Mel Brooks must be laughing his head off:

A high school version of “The Producers” will be missing something in its performance Friday evening. The swastikas have been cut from the satirical musical about Adolf Hitler.

If someone scrawled a swastika on a desk at Tappan Zee High School [in Orangeburg, N.Y.], it would be treated as a potential hate crime. That helps explain why the stage will be devoid of swastikas when high schoolers present the Mel Brooks’ musical this weekend.

“There is no context in a public high school where a swastika is appropriate,” South Orangetown Superintendent Bob Pritchard told CBS2’s Tony Aiello….

A handful of Tappan Zee parents found the symbol offensive, and complained. After checking out the stage, the superintendent agreed.

“The optic, the visual, to me was very disturbing. I considered it to be an obscenity like any obscenity,” Pritchard said.

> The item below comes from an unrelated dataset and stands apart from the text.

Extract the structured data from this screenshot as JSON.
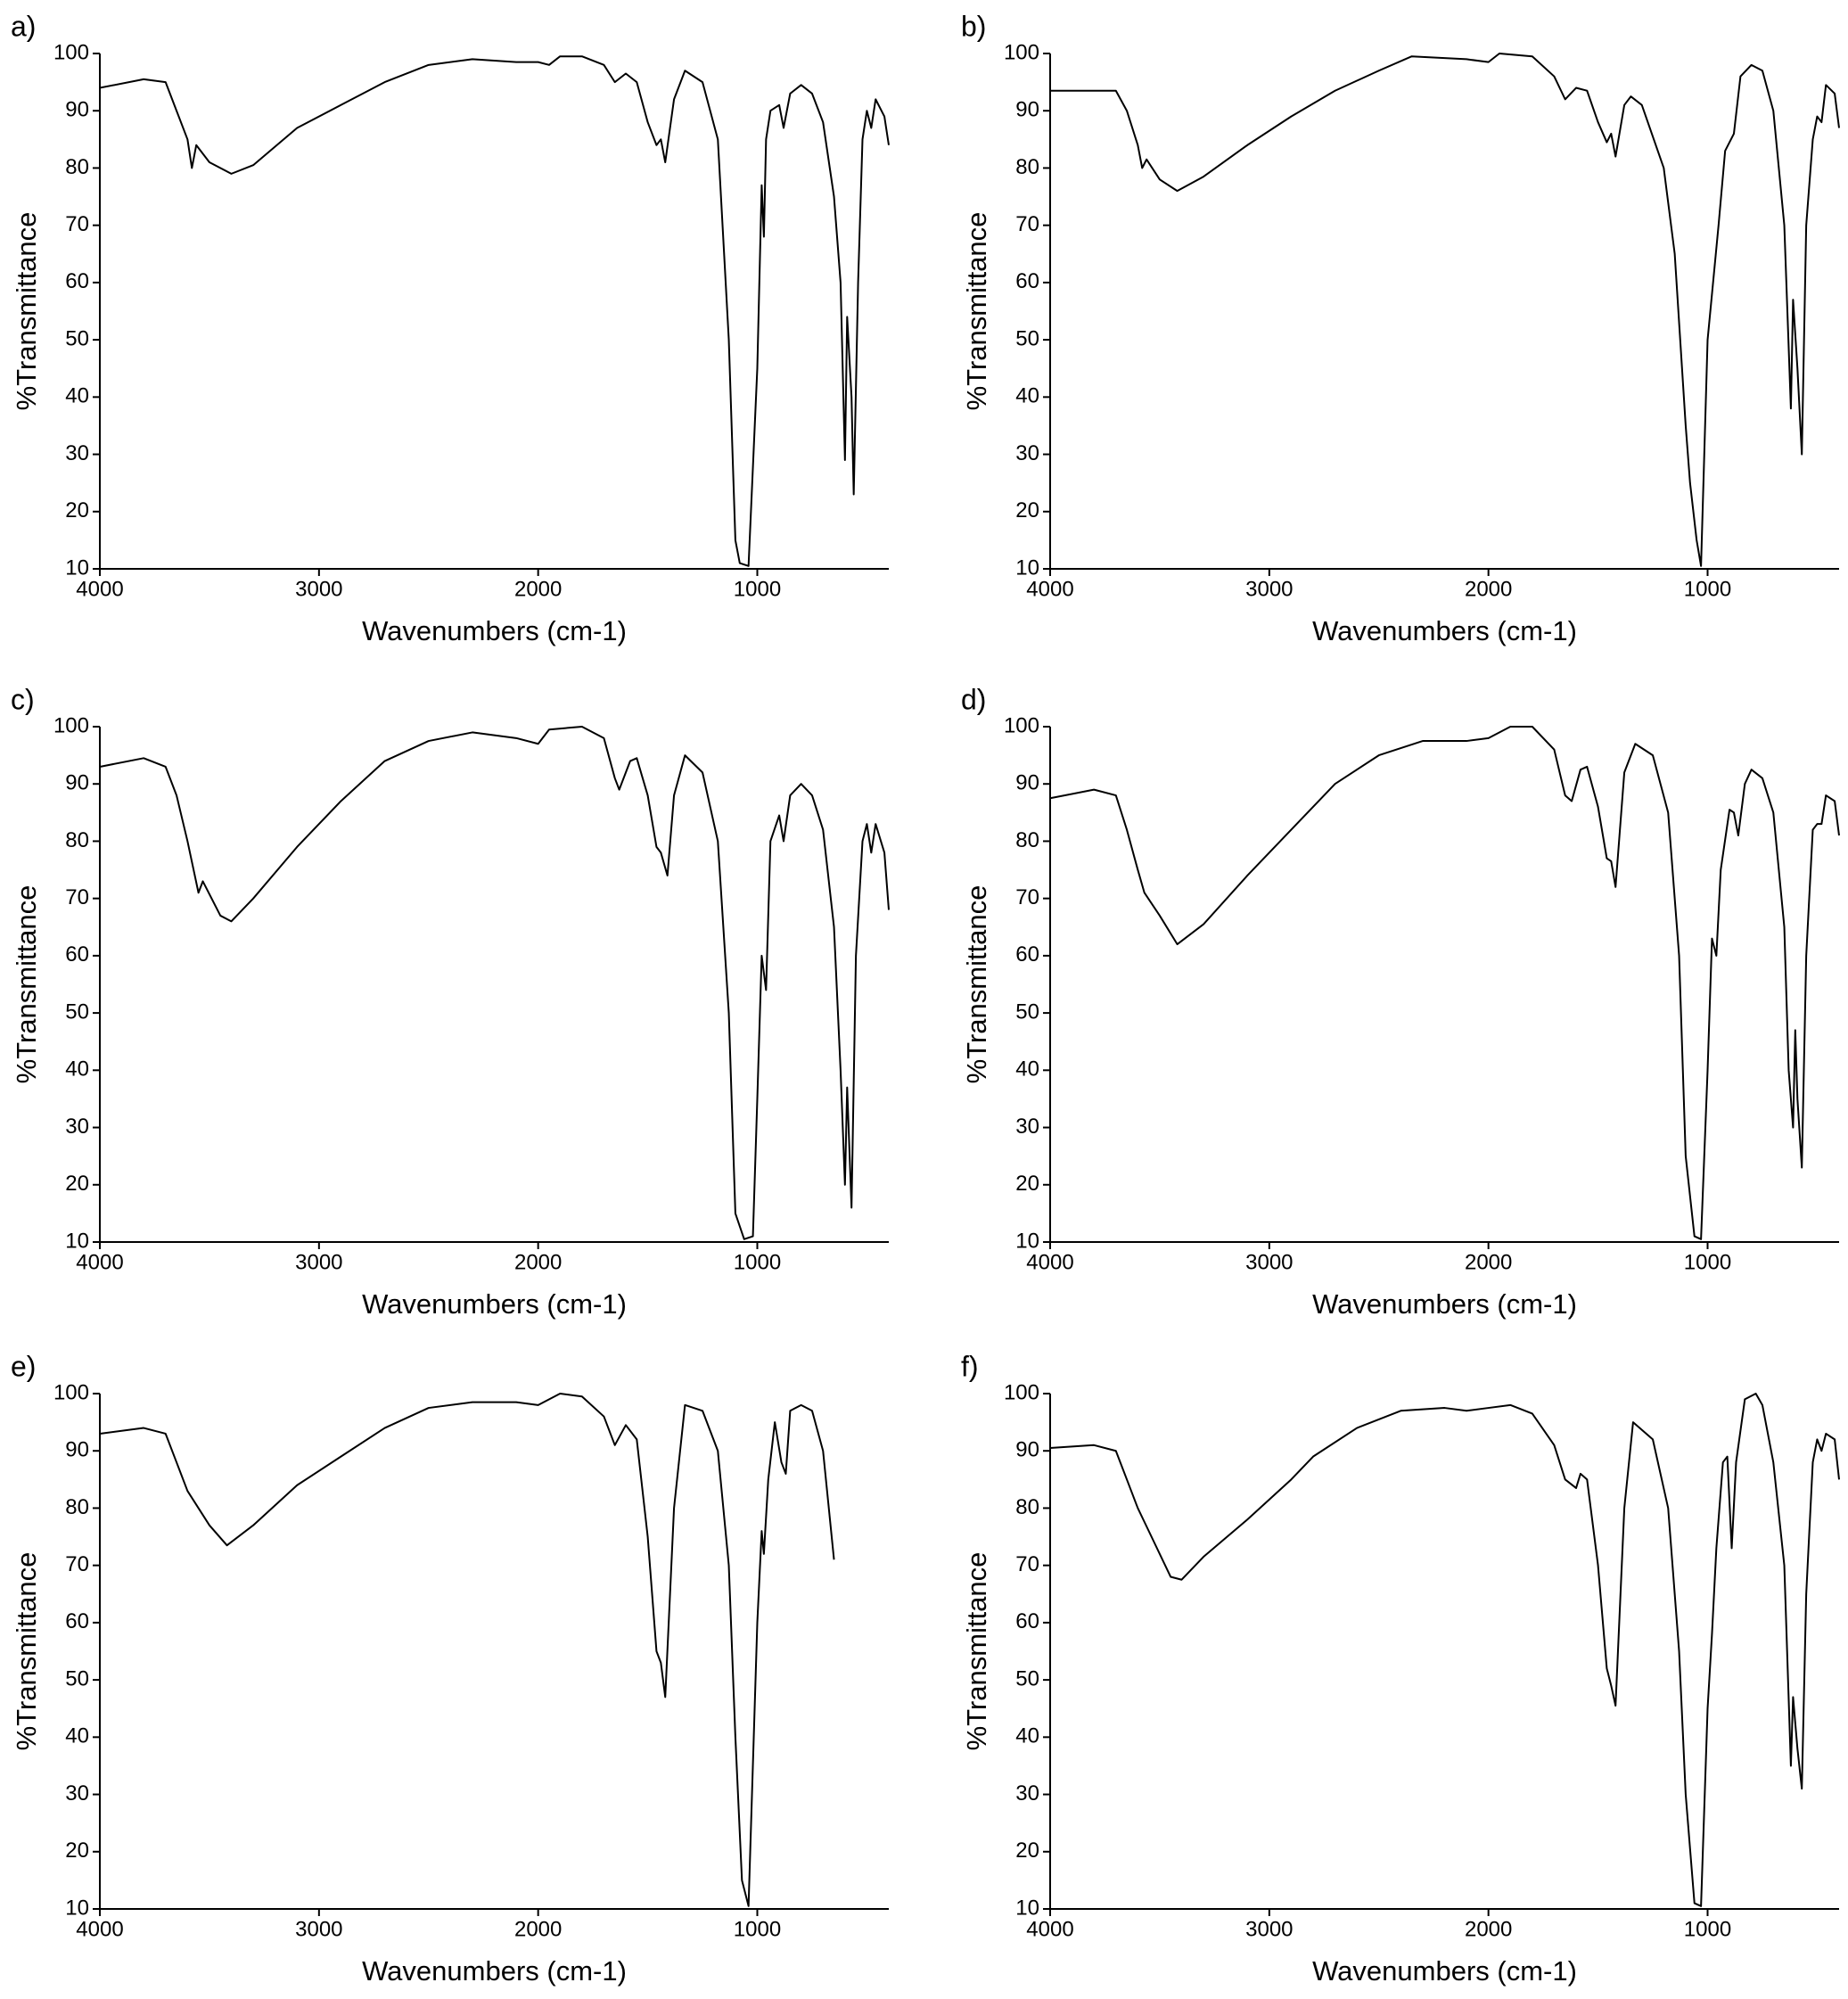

Um, does Pritchard actually know anything about The Producers, one of the funniest movies ever made? Released in 1968, the movie launched the film career of Brooks, now 89, a onetime Borscht Belt comedian who already had a hugely successful career as a writer of television comedy. The plot of "The Producers": A down-at-the heels Broadway producer (Zero Mostel) and a shy, bookish accountant (Gene Wilder) launch a scheme to fleece some rich old ladies who like to finance stage shows by raising huge sums of money from them to put on a musical titled Springtime for Hitler, a love story about the Fuhrer that will be so clumsily written and acted and so offensive in its subject matter that it will immediately flop, meaning that the two "producers" will get to keep all their investment money without having to spend any of it on the show. Instead, the audience interprets Springtime as a hilarious satire, and it becomes a huge hit–so the two end up in prison for fraud. The Producers itself (which won Brooks an Oscar for best original screenplay) was adapted as a successful Broadway musical in 2001.

And of course swastikas were onstage in Brooks's 1968 movie! They were part of the Nazi-mocking fun, along with the showgirls in jackboots and the fake cannons.

But nowadays the hand of political correctness seems almost as heavy as Hilter's own cultural censorship.

The irony is that in the original Producers the audience that was supposed to take the Hitler-glorification seriously interpreted it as hilarious satire. Now, nearly 50 years later they're interpreting the swastikas in Brooks's hilarious satire as deadly serious. We've come a long way…downward.